MORTES POR OUTRAS CAUSAS
Para os casos em que não houver confirmação, sequer suspeita de covid-19, haverá mudanças e flexibilizações nos velórios.
— Em todos os casos estamos adotando as orientações das autoridades. Quando não for morte por coronavírus, nem for suspeita, os velórios deverão ter no máximo 4h de duração, e a circulação de pessoas deverá ser de apenas 30% da capacidade que a sala comportar. Temos salas que podem variar entre 13 a 20 pessoas. É preciso que as famílias tenham bom senso, e vamos interferir o mínimo possível, mas se percebermos que há mais pessoas do que é permitido, vamos falar com o familiar que contratou o serviço para orientar que tenham menos pessoas — explica Mateus.
VESTIDOS PARA TRABALHAR
Tem causado impacto para quem vê os agentes funerários vestidos literalmente dos pés à cabeça, como forma de prevenção e proteção enquanto trabalham. Formolo explica que eles usam macacão, botas de borracha e todo o grupo de equipamentos de proteção individual (EPI).
— Para se ter uma ideia, temos um protocolo de uso de quatro pares de luva. Quando termina um procedimento, o agente tira o primeiro par, e assim por diante, até o momento em que ele encerra seu trabalho, e retira toda a roupa, que é descartada ou vai ser lavada. Aí sim, ele tira as luvas para que suas mãos estejam desinfetadas.
Mateus diz que o Grupo L Formolo conta com 105 profissionais, sendo que cerca de 60 deles está preparado para fazer os trabalhos de remoções, como agentes funerários. Com dificuldades para conseguir comprar as roupas, procurou uma empresa para que desenvolvesse um modelo de macacão para os funcionários utilizarem, feito a base de tecido TNT.
"Na falta de tanto, um olhar é tudo", avalia especialista em luto
A psicóloga Ana Reis, do Instituto Luspe, tem se dedicado por décadas a pesquisar o comportamento humano em situações de pressão, angústia e tristeza gerada em tragédias, mortes, procurando ajudar pessoas a assimilar o luto. No entanto, ela revela que pandemia têm afetado, além das famílias enlutadas, os profissionais e religiosos envolvidos nessa rede de cuidados. Ela cita desde enfermeiros e médicos, como os profissionais que lidam com toda a cerimônia fúnebre. No grupo L Formolo, explica Mateus Formolo, há três psicólogas fazendo esse atendimento.
Em meio a esse novo cenário, Ana Reis diz estar muito preocupada com o luto complicado.
— Todas as funções do ritual fúnebre, importantes para passar por esse momento, sucumbiram com a covid-19. Desde o "dizer adeus", com o reconhecimento pessoal da singularidade da perda, passando pelo reconhecimento social, do apoio da família e amigos, presentes no velório, que ajudam na concretude dessa morte.
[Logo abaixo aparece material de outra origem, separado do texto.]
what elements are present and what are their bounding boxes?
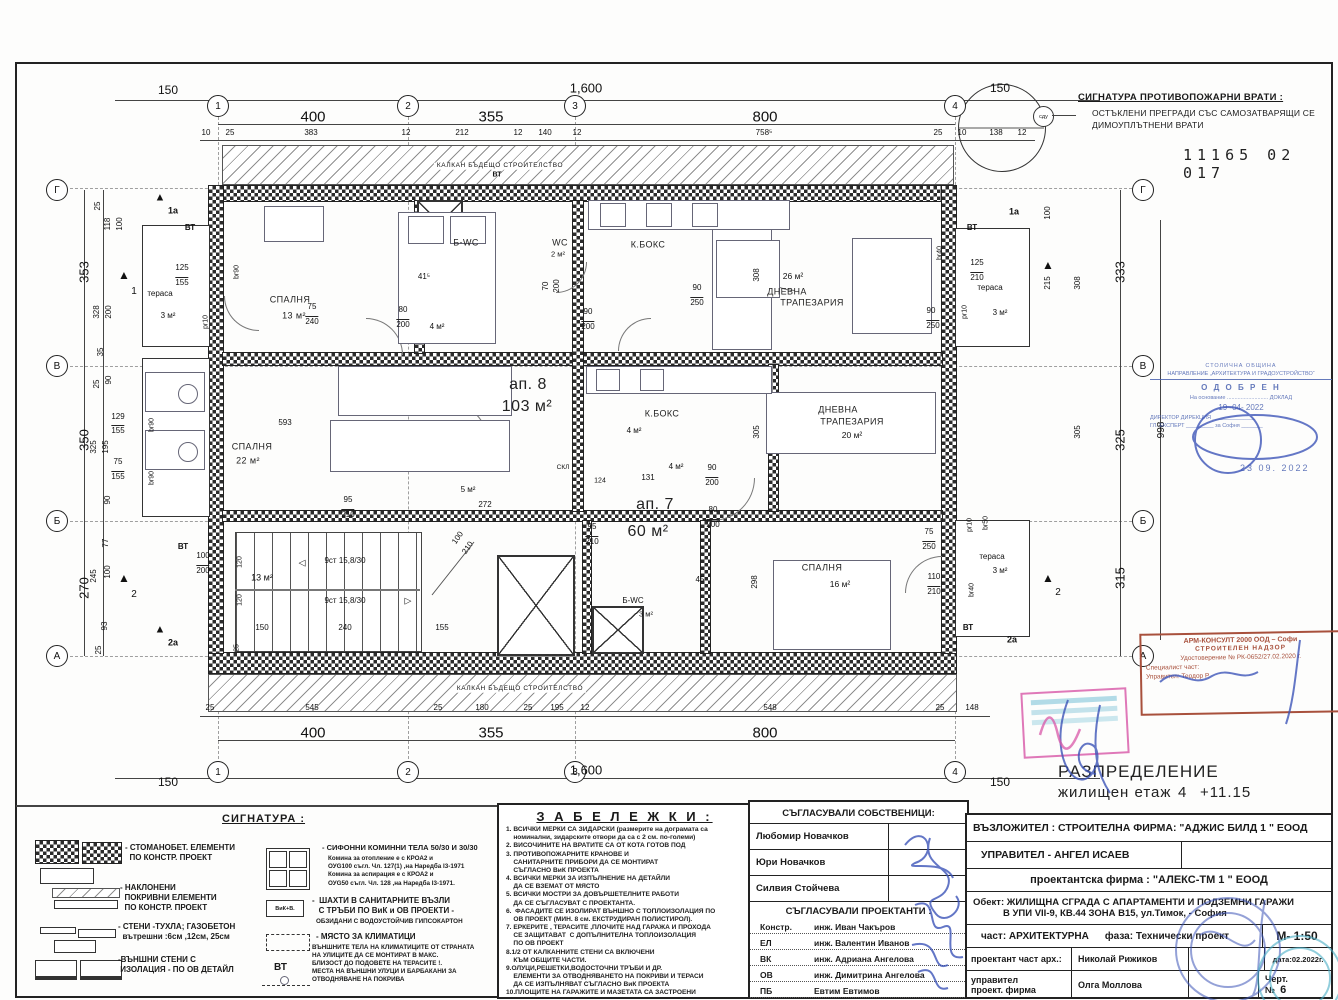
notes-block: З А Б Е Л Е Ж К И : 1. ВСИЧКИ МЕРКИ СА З… xyxy=(497,803,752,999)
dimension-label: br40 xyxy=(969,583,976,597)
dimension-label: 125 xyxy=(970,259,983,267)
grid-bubble: Г xyxy=(46,179,68,201)
dimension-label: 593 xyxy=(278,419,291,427)
owner-row: Силвия Стойчева xyxy=(750,875,967,901)
design-firm-text: проектантска фирма : "АЛЕКС-ТМ 1 " ЕООД xyxy=(1030,874,1268,886)
dimension-label: br90 xyxy=(149,418,156,432)
bt-symbol-arrow xyxy=(262,985,310,986)
room-label: СПАЛНЯ xyxy=(232,443,272,452)
kitchen-appliance xyxy=(640,369,664,391)
dimension-label: 10 xyxy=(202,129,211,137)
approval-date-stamp: 23 09. 2022 xyxy=(1240,463,1310,473)
plan-marker: ВТ xyxy=(963,624,973,632)
dimension-label: 325 xyxy=(90,440,98,453)
title-block: ВЪЗЛОЖИТЕЛ : СТРОИТЕЛНА ФИРМА: "АДЖИС БИ… xyxy=(965,813,1333,999)
legend-swatch-concrete xyxy=(35,840,79,864)
legend-swatch-roof xyxy=(52,888,120,898)
dimension-label: 305 xyxy=(753,425,761,438)
room-label: 103 м² xyxy=(502,399,552,415)
client-text: ВЪЗЛОЖИТЕЛ : СТРОИТЕЛНА ФИРМА: "АДЖИС БИ… xyxy=(973,822,1308,834)
dim-line-bottom-sub xyxy=(200,716,990,717)
dimension-label: 10 xyxy=(958,129,967,137)
grid-bubble: 2 xyxy=(397,761,419,783)
plan-marker: 2 xyxy=(131,590,137,600)
room-label: СПАЛНЯ xyxy=(802,564,842,573)
owner-row: Любомир Новачков xyxy=(750,823,967,849)
approval-stamp-title: О Д О Б Р Е Н xyxy=(1150,382,1332,394)
legend-swatch-wall1 xyxy=(40,927,76,934)
dimension-label: 138 xyxy=(989,129,1002,137)
designer-name: Евтим Евтимов xyxy=(812,982,967,997)
room-label: ТРАПЕЗАРИЯ xyxy=(820,418,883,427)
legend-item5-sub: Комина за отопление е с КРОА2 и ОУG100 с… xyxy=(328,855,464,888)
dimension-label: 100 xyxy=(196,552,209,560)
plan-marker: ▲ xyxy=(118,572,130,584)
legend-item5-text: - СИФОННИ КОМИННИ ТЕЛА 50/30 И 30/30 xyxy=(322,843,478,852)
legend-item4-text: -ВЪНШНИ СТЕНИ С ИЗОЛАЦИЯ - ПО ОВ ДЕТАЙЛ xyxy=(118,955,234,975)
dimension-label: 124 xyxy=(594,478,606,485)
dimension-label: 45 xyxy=(696,576,705,584)
legend-swatch-wall2 xyxy=(78,929,116,938)
dimension-label: pr10 xyxy=(967,518,974,532)
plan-marker: ▲ xyxy=(1042,259,1054,271)
note-line: КЪМ ОБЩИТЕ ЧАСТИ. xyxy=(506,957,745,965)
room-label: 3 м² xyxy=(993,309,1008,317)
designer-row: ЕЛ инж. Валентин Иванов xyxy=(750,934,967,950)
legend-swatch-ext2 xyxy=(80,960,122,980)
staircase-landing-line xyxy=(235,589,420,591)
legend-item3-text: - СТЕНИ -ТУХЛА; ГАЗОБЕТОН вътрешни :6см … xyxy=(118,922,235,942)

Tudo isso nos foi roubado pelo coronavírus — desabafa.
Para ela, até o acompanhamento por parte dos religiosos passa a ser um desafio, porque em muitos casos, eles só poderão dar as bênçãos e orações à distância, por meio de chamadas por vídeo.
— Em um atendimento recente, uma psicóloga aqui do Instituto Luspe me disse que na falta da possibilidade de abraçar alguém e de estar mais perto para confortar essa pessoa, o olhar da gente dá conta. Quando falta tudo temos de nos preocupar com os pequenos detalhes. Por isso, é tão importante o acompanhamento de todas as pessoas que fazem parte desse processo, desde os familiares, passando pelas equipes médicas, religiosos, agentes funerários e até mesmo coveiros, que também mereciam palmas por estarem na linha de frente — defende.